Connie had set up large projects next to the western windows, one of them a contour map made of salt and flour and water, and coloured appropriately, of the town and the area around it, the Cypress Hills to the west and wheat fields to the east, Frenchman River running through. It was like a fairy tale, their personal kingdom. The school windows were without screens, and in the fall bees and butterflies and grasshoppers found their way inside, where they remained in jars. They joined rocks, bones, plants, and ongoing efforts at identification. Connie liked to tell them about summer nights in eastern Ontario, the incredible moths, pale green luna and huge, decorative cecropia, that beat against the screen door and got grabbed and eaten by vivid birds, indigo buntings, orioles, blue jays the size of yachts. And about one night in March when the snow was deep and someone tapped on the front door, but no one was there, and another tap came, but no one was at the back door either. It turned out the sounds were coming from the kitchen - from the big jar on top of the icebox in which the massive caterpillar she had found in September had spun its brown cocoon and hung suspended like a mouse from a cherry twig, month after month, until now it was piercing and tapping its way out of its dull self into a splendid cecropia moth, six inches across, wings speckled grey brown and rusty, with eyespots on the lilac tips.

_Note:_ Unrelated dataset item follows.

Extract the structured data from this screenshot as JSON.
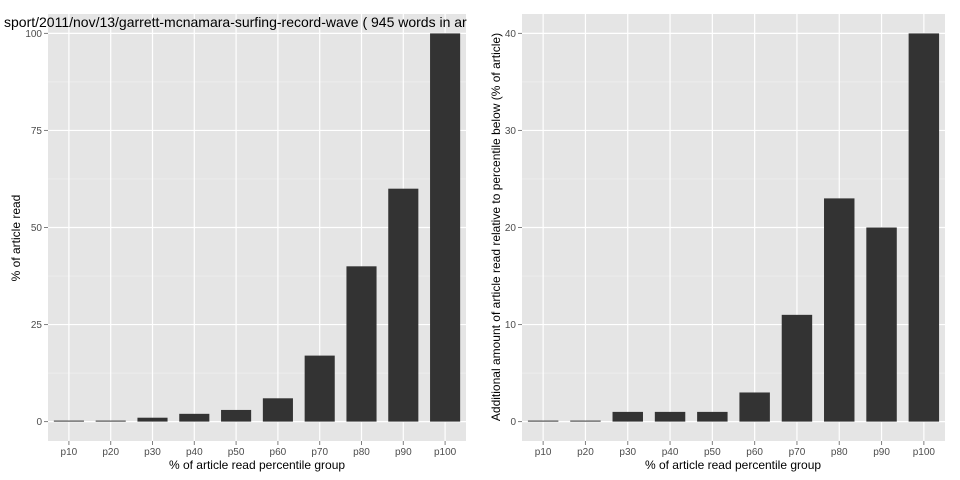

Her old teacher stayed for another forty-five minutes after the children came back from dinner (shortchanging Miss Fluelling’s class, but Miss Fluelling was an old hand). He stood at the front and talked about thrilling books,
Tom Sawyer, Huck Finn, Treasure Island
. ” ‘Keep your weather eye open for a seafaring man with one leg.’ ” He recited the lines about illiterate Jo in
Bleak House
. ” ‘It must be a strange state to be like Jo! To shuffle through the streets, unfamiliar with the shapes and in utter darkness as to the meaning, of those mysterious symbols, so abundant over the shops, and the corner of streets, and on the doors, and in the windows! To see people read, and to see people write, and to see the postman deliver letters, and not to have the least idea of all that language - to be, to every scrap of it, stone blind and dumb! It must be very puzzling.’ “
How impressive he was, reciting from memory. The air in the room became charged and still. He went on to recite the graveyard scene so skilfully, putting the proper emotion in the proper place, that you understood how clueless Lady Dedlock was about being poor and how admirably matter-of-fact Little Jo was about life and death “and the berryin ground. I wants to go there and be berried.”
Connie said, “Where I grew up they pronounced berries ‘burries.’ ‘We’re going burrying,’ they say in the Ottawa Valley.”